For years, the developer of each residential or commercial project has touted how the greater community of Columbia and Boone County will benefit, usually citing jobs, economic growth and increased tax revenues. Though there might be some truth to this, it ignores the negative side of the coin. Overall taxes - particularly sales taxes, transportation district taxes, special district taxes and so forth - have gone up. For the most part, construction jobs are temporary with low wages and few or no benefits.

Meantime, those of us who already live here are saddled with the burdens of providing roads, water, sewer and electric services to developments that are almost always on the fringes or just outside of the city limits and immediately request annexation. In addition, there are all the ancillary costs: schools, libraries, emergency services, law enforcement and transportation.

Those who live in the residential developments don’t pay the full costs for all these services. To be sure, there are increases in property taxes - taxes on many single-family residences on subdivided farmland far exceed whatever small amount was paid under the agricultural tax rate. But these costs merely pay for day-to-day operation and maintenance of city services and come nowhere near paying for the capital outlay required to initially provide those services.

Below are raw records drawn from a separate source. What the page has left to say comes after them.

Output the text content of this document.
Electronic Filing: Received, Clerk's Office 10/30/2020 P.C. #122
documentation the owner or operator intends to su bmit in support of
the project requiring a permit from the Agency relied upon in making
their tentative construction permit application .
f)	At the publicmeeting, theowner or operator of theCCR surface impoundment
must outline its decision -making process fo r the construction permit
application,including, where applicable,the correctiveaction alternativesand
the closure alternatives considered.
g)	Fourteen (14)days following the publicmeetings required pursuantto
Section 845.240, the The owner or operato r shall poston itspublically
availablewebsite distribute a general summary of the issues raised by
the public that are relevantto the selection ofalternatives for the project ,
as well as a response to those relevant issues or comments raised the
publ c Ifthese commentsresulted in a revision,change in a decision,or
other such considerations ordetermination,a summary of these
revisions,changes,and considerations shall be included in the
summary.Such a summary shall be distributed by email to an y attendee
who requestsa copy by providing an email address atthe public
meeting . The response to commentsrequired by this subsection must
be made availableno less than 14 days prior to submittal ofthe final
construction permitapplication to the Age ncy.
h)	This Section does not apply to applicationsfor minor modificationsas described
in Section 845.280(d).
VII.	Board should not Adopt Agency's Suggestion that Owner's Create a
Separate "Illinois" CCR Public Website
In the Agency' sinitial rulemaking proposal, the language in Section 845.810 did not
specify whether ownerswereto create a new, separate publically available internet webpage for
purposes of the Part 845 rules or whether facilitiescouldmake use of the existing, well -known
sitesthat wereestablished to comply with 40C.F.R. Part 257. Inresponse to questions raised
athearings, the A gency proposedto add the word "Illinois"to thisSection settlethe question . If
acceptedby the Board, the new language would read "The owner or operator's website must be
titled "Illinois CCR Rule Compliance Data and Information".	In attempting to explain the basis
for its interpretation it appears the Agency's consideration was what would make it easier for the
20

Nowhere in this formula or the lack of one is the true "highest and best" use taken into consideration. Highest and best use refers only to economic gain for whoever has designs on the property in question. When one considers urban sprawl and its commensurate expenditures and the concomitant loss of open space, green space and habitat for wildlife, the costs to society are magnified. Are there ways to account for these costs? The answer is a resounding yes. It is totally possible - indeed, it has become almost mandatory - to place a dollar amount on the costs of loss.

While, of course, a few benefit - developers and their minions - everyone else loses. It is time to take a hard look at the costs as well as the benefits. For too long, the Powers That Be have assumed that growth equals progress.

Growth in most cases actually equals regress.

We are going backward. We are losing the very amenities that cause this city and this area to be such fine places to live and to work. But there are choices. We can choose to limit expansion, or we can let expansion run amok until this is no longer a desirable place. In the latter instance, growth will be self-limiting.

By then, however, it will be too late. This will eventually become just another polluted, glutted urban area.

We need to give our city council, the county commission and their staffs the tools to say no.

We need to adopt ordinances that dictate, after consideration of various analyses, that the costs both short- and long-term of a project outweigh the benefits, then the city or the county must have the legal authority to say no.

At present, neither the city nor the county has that authority. As long as the proposed development meets certain physical criteria - density, sidewalks and so forth - the city council and the county commission must grant approval. That’s not right, and it stands in need of correction.

If benefits to the community do outweigh the costs, approval should be given. Cost-benefit analyses would answer the question that now cannot even be asked.